Renalytix plc (LSE:RENX), a precision medicine diagnostics company, announced its audited results for the fiscal year ended 30 June 2025. The company reported total revenue of USD 3.0 million, up 30% from FY2024 (USD 2.3 million), supported by testing growth and increased pharmaceutical services revenue.
Margins improved through higher testing volumes and operational efficiencies, while administrative expense reductions, NASDAQ delisting, and regaining Foreign Private Issuer status contributed to a 54% decrease in underlying EBITDA loss. The company also received over USD 1 million in R&D tax credits for FY2024 and FY2023, including USD 0.4 million post year-end.
Renalytix completed an over-subscribed institutional equity fundraise of GBP 6.7 million in September 2025 and achieved a 50% reduction in laboratory test turnaround time.
Commercial Progress and Partnerships
During FY2025, Renalytix expanded its electronic medical record (EMR) integrated testing across healthcare networks. The first full year under Medicare reimbursement resulted in improved accounts receivable and average unit pricing. Integration with a large New York physician network validated the company’s model for scaling access through EMR systems.
In September 2025, Renalytix entered a collaboration with Tempus AI to integrate kidneyIntelX.dkd into Tempus’ precision medicine platform, enabling national availability.
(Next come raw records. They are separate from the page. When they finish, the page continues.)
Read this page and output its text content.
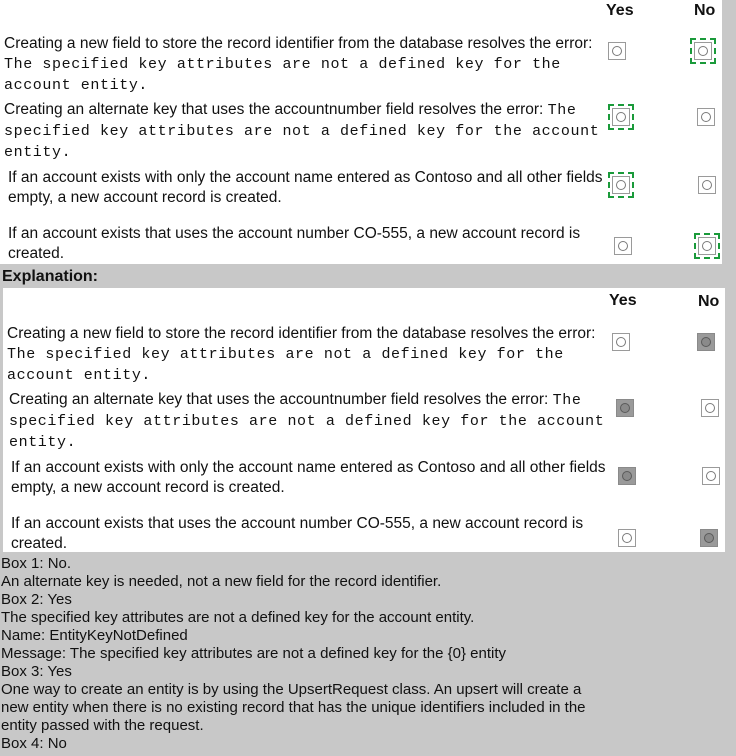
Yes	No
Creating a new field to store the record identifier from the database resolves the error: The specified key attributes are not a defined key for the account entity.
Creating an alternate key that uses the accountnumber field resolves the error: The specified key attributes are not a defined key for the account entity.
If an account exists with only the account name entered as Contoso and all other fields empty, a new account record is created.
If an account exists that uses the account number CO-555, a new account record is created.
Explanation:
Yes	No
Creating a new field to store the record identifier from the database resolves the error: The specified key attributes are not a defined key for the account entity.
Creating an alternate key that uses the accountnumber field resolves the error: The specified key attributes are not a defined key for the account entity.
If an account exists with only the account name entered as Contoso and all other fields empty, a new account record is created.
If an account exists that uses the account number CO-555, a new account record is created.
Box 1: No.
An alternate key is needed, not a new field for the record identifier.
Box 2: Yes
The specified key attributes are not a defined key for the account entity.
Name: EntityKeyNotDefined
Message: The specified key attributes are not a defined key for the {0} entity
Box 3: Yes
One way to create an entity is by using the UpsertRequest class. An upsert will create a
new entity when there is no existing record that has the unique identifiers included in the
entity passed with the request.
Box 4: No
In August 2025, the company partnered with MVP Health Care, giving access to up to 770,000 members across New York and Vermont. Expansion into Arizona marked the company’s fourth U.S. target market alongside New York, Texas, and Florida.
CEO Statement
“FY2025 was a key year for establishing a solid pathway for testing adoption, life science services and strategic partnering,” said the CEO. “This was the first full year during which we had Medicare reimbursement coverage for our FDA prognostic blood test, kidneyintelX.dkd. We made advances in our pharma service business and have substantially restructured our operations around commercial capability for a significantly reduced cost base.”
Financial Stability and Pharma Collaborations
Renalytix strengthened its balance sheet through debt renegotiation in October 2024 and conversion of USD 4 million in convertible debt post year-end, leaving long-term debt at GBP 3.1 million as of October 2025. Administrative expenses declined over 40% year-on-year, reflecting operational optimization.
Service revenues from collaborations with AstraZeneca, Steno Diabetes Center, and The Joslin Diabetes Center increased more than 200% year-on-year. These programs continue to support kidneyIntelX technology in advancing drug development and therapy utility.
Outlook
The company plans to further integrate kidneyIntelX.dkd into EMR systems and expand through partnerships such as Tempus AI and MVP Health Care. Renalytix expects additional strategic collaborations in FY2026 and intends to host a capital markets day in Q3 FY2026 to present its commercial roadmap.
Share Performance
RENX’s shares traded at GBX 8.40 per share on 03 November 2025, up by 1.42% from its previous close of GBX 8.25.